Anything that is transient, easy to reach with vibe coding, idiosyncratic, etc, is likely to get squeezed hard economically. Engineers and product designers who can’t make effective use of AI to build economically useful software that can scale well will also struggle. The days of adding a small feature to a huge product are likely ending.
In the engineering teams I work with, I see a real bifurcation. There are hardcore engineers who disdain AI based coding. This group is, fortunately, getting smaller, but still doesn’t make much effective use of these tools. At the other end, there are product managers and designers who aren’t technical enough to use the tools. Neither of these groups is thriving or seems likely to.
In the middle, there are people who are some mix of creative and engineer - 60/40, 40/60, either is fine. Those folks seem really well positioned to make use of these new tools. They imagine interesting things, use the tools effectively, are constantly experimenting, and have high leverage. I suspect this kind of “product engineer” is what the future of software engineering will mostly look like.
I personally lived through the arrival of the internet as a coder. It was very clear to me that, to survive, I had to understand both the technical and business implications of that shift. AI is breaking the most fundamental assumption of software: that it scales at almost zero cost. This will absolutely change the dynamics of the whole industry, probably in unpredictable ways. It’s a fatal error as an engineer or product leader to ignore this challenge right now.


This reminds me of Ben Thompson's aggregation theory. Software and the internet took the marginal cost of distribution of digital products do zero and shifted the structure os markets on its head. Before you needed to dominate supply, after you needed to dominante demand.
Now, what happens when it is the marginal cost of building software that goes to zero?
I personaly think that supply will be mutch more granular, given that the cost of building software is now near zero. The cost to maintain a software business will be low enough to justify the existence of very niche software businesses. Product and design people are well positioned to thrive, if they learn how to use these ever better AI tools to build software.
Your prediction holds only if teh software produced uses expensive inference that costs the development company. Using AI to build conventional software will not incur those costs. If vibe coding reduces skills and salaries, then this may even increase profits. If the cost of inference is borne by teh user, e.g., as Apple intends by having inference on Edge devices, again, the prediction fails. Lastly, if the cost of inference, at least for the products sold, is significantly lower, then your prediction could still fail.
Any scenario that retains the zero-cost distribution and marginal cost tending to $0 will ensure the current software model will continue.

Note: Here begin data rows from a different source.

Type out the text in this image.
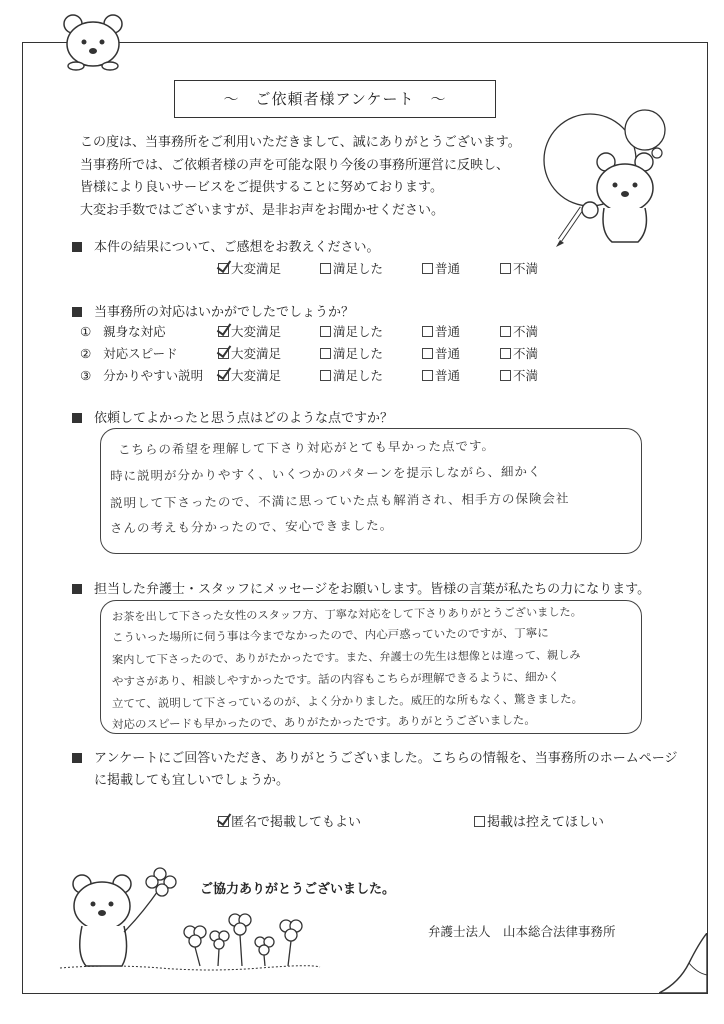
～　ご依頼者様アンケート　～
この度は、当事務所をご利用いただきまして、誠にありがとうございます。
当事務所では、ご依頼者様の声を可能な限り今後の事務所運営に反映し、
皆様により良いサービスをご提供することに努めております。
大変お手数ではございますが、是非お声をお聞かせください。
本件の結果について、ご感想をお教えください。
大変満足	満足した	普通	不満
当事務所の対応はいかがでしたでしょうか？
① 親身な対応	大変満足	満足した	普通	不満
② 対応スピード	大変満足	満足した	普通	不満
③ 分かりやすい説明	大変満足	満足した	普通	不満
依頼してよかったと思う点はどのような点ですか？
こちらの希望を理解して下さり対応がとても早かった点です。
時に説明が分かりやすく、いくつかのパターンを提示しながら、細かく
説明して下さったので、不満に思っていた点も解消され、相手方の保険会社
さんの考えも分かったので、安心できました。
担当した弁護士・スタッフにメッセージをお願いします。皆様の言葉が私たちの力になります。
お茶を出して下さった女性のスタッフ方、丁寧な対応をして下さりありがとうございました。
こういった場所に伺う事は今までなかったので、内心戸惑っていたのですが、丁寧に
案内して下さったので、ありがたかったです。また、弁護士の先生は想像とは違って、親しみ
やすさがあり、相談しやすかったです。話の内容もこちらが理解できるように、細かく
立てて、説明して下さっているのが、よく分かりました。威圧的な所もなく、驚きました。
対応のスピードも早かったので、ありがたかったです。ありがとうございました。
アンケートにご回答いただき、ありがとうございました。こちらの情報を、当事務所のホームページ
に掲載しても宜しいでしょうか。
匿名で掲載してもよい	掲載は控えてほしい
ご協力ありがとうございました。
弁護士法人　山本総合法律事務所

What I do see is if vibe-coding massively increases the volume of software developed, like smartphone apps, then oversupply vs demand will drive down unit revenue, and approach classic manufacturing economics. Consumers will benefit, as software packages, once expensive, are approaching very low prices due to volumes and competition. Lotus-123 was what, $400 in the mid-1980s? Google Sheets is free. Even the MS Windows Office suite is very low-cost compared to what it was 30 years ago.
Andreesen is still correct that "Software is eating the world". The bad news for most companies is that the global market is finite and saturating, but supply will continue to increase, and hopefully start to end monopoly profits. If governments end the extortionate cut of platform app sales, or China internationalizes its OSs to compete with US companies, we may even see the decline of some of today's BigTech companies.